Pregare per i nostri cari defunti, far celebrare per loro delle Messe di suffragio e darci alle opere di "edificazione vicendevole" dell'amore e della carità operosa è certamente di grande ausilio per i nostri defunti, è un modo per continuare ad avvertire la loro presenza e di sentirli ancora più viventi chi mai, anche se sotto aspetti del tutto differenti. Anche Giuda Maccabeo (2Mc 12, 42 - 46) nell'organizzare una colletta di suffragio afferma che è necessario pregare per i nostri defunti, affinché anche dopo la morte possano trovare modo di essere salvati.
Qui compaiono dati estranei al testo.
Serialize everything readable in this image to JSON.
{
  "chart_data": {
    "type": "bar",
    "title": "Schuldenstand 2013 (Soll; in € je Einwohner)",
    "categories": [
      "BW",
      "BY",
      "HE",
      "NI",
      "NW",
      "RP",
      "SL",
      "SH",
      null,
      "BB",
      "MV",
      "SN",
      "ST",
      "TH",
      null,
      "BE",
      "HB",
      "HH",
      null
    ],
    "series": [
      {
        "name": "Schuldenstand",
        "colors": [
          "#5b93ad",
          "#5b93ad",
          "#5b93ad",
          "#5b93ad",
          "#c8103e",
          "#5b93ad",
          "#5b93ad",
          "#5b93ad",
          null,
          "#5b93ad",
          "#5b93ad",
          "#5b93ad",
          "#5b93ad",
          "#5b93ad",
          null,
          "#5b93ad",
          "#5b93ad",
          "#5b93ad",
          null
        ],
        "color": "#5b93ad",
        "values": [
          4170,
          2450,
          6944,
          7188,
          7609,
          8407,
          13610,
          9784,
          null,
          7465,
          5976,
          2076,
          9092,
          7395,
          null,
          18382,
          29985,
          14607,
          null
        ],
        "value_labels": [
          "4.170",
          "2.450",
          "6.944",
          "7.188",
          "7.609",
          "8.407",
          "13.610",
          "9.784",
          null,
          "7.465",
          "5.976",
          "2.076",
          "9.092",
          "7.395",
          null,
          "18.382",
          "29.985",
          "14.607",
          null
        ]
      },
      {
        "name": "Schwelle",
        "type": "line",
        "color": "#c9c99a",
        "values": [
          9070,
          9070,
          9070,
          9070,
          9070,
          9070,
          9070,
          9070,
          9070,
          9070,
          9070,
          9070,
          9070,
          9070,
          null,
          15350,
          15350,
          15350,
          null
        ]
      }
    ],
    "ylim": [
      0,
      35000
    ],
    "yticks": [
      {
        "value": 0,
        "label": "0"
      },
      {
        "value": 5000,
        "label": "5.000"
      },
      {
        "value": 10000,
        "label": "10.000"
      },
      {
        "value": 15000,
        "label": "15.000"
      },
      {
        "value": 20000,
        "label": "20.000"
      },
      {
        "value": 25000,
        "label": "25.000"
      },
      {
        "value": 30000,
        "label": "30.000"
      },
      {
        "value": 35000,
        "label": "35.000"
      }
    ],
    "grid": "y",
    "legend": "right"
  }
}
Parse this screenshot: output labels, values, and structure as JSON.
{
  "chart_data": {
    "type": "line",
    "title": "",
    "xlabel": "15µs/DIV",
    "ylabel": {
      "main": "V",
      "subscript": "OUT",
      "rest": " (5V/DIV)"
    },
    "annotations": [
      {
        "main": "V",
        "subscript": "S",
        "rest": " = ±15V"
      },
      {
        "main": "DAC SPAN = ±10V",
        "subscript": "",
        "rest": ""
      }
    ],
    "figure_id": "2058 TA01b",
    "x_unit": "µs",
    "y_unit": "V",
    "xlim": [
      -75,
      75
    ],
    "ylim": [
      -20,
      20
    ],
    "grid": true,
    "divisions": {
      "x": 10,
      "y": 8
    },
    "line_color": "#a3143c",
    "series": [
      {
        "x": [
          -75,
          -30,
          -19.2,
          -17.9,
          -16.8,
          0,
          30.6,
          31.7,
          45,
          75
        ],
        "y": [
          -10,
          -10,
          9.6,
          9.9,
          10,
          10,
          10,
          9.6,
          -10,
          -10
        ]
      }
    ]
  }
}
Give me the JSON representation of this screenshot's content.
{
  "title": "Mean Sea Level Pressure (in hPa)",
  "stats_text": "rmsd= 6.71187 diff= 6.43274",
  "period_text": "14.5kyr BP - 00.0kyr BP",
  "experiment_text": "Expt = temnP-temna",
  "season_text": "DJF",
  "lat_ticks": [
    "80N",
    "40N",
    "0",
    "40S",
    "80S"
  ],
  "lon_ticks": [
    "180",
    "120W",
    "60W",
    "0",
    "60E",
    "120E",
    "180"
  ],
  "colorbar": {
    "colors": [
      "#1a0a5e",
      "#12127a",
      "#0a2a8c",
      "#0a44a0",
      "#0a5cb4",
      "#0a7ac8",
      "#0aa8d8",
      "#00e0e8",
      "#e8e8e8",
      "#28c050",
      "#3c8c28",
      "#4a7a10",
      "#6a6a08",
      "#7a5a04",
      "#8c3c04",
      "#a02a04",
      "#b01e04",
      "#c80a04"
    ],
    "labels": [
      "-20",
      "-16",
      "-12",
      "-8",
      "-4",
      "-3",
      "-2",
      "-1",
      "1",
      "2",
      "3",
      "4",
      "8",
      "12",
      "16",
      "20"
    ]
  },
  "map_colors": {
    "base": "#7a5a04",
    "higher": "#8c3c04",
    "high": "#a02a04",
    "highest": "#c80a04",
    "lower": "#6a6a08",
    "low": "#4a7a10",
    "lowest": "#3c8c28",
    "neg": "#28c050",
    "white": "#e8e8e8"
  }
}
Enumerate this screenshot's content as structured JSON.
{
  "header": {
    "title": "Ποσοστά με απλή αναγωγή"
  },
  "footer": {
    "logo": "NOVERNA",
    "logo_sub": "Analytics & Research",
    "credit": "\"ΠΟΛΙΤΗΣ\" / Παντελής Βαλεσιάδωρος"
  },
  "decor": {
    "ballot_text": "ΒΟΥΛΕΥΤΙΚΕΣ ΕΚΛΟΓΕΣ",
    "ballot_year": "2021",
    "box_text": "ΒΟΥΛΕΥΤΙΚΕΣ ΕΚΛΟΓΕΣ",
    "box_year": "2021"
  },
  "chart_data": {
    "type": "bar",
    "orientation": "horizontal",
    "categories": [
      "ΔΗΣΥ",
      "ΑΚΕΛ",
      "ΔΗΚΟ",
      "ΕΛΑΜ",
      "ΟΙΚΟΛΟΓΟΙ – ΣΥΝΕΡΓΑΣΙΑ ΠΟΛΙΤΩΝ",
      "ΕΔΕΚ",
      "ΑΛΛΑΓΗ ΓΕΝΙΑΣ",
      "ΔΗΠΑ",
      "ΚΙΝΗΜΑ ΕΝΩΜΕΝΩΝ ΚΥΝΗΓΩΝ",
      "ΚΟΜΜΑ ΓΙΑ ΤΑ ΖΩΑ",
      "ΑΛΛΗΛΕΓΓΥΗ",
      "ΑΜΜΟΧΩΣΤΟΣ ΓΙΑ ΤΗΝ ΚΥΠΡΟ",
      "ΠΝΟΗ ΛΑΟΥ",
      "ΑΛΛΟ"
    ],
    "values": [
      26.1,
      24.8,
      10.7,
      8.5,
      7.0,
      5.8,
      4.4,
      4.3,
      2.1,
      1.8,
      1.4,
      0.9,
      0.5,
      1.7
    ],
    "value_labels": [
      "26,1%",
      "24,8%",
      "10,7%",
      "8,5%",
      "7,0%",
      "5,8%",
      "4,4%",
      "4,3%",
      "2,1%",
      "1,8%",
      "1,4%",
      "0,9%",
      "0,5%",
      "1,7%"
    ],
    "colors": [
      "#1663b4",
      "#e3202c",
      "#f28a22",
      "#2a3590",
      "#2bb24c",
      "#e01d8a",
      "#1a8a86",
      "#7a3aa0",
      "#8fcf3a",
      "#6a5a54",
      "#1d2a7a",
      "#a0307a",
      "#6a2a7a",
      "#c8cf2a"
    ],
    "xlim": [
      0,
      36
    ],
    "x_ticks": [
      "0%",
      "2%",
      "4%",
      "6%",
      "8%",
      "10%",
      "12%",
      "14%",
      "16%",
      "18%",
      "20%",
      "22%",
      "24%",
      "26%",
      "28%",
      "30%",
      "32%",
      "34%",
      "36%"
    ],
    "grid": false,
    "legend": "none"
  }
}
Sarebbe ridicolo e controproducente pregare per i nostri cari che non son o più in vita se non vi fosse la certezza che anche dopo la morte ci è riservata una possibilità di salvezza e di gloria.In più, consapevoli di configurarci al Cristo Figlio di Dio che con la sua resurrezione ha debellato definitivamente la morte, preghiere e suffragi ravvivano in noi la certezza che, sia i nostri cari sia noi stessi successivamente, assumiamo sempre più coscienza di dover risuscitare un giorno con il Cristo per essere partecipi del suo futuoro di gloria. Ecco allora la vera motivazione della nostra presenza massiccia nei cimiteri, che associata alla preghiera e ai Sacramenti acquista l'indulgenza plenaria: deponiamo fiori sulle laipidi dei defunti, ci intratteniamo davanti a loro chi nelle lacrime, chi nel raccoglimento, chi nell'attitudine alla preghiera fiduciosa, ma occorre che professiamo la speranza nella vita eterna e la fiducia in un Dio che sfida la morte anche al di là della vita presente. La giornata dedicata a tutti i defunti non è una celebrazione luttuosa, se consideriamo l'onnipotenza del Dio amore che valica anche il sepolcro su ciascuno dei nostri cari, dopo aver vinto egli stesso la morte fuoriuscendo glorioso dal suo sepolcro. Il morire cristiano non è un semplice trapassare dell'anima da uno stato all'altro, ma realizza un incontro individuale con Dio amore che salva, apportando la fiducia e la speranza nella vita senza fine e in questa ottica occorre che entriamo anche noi.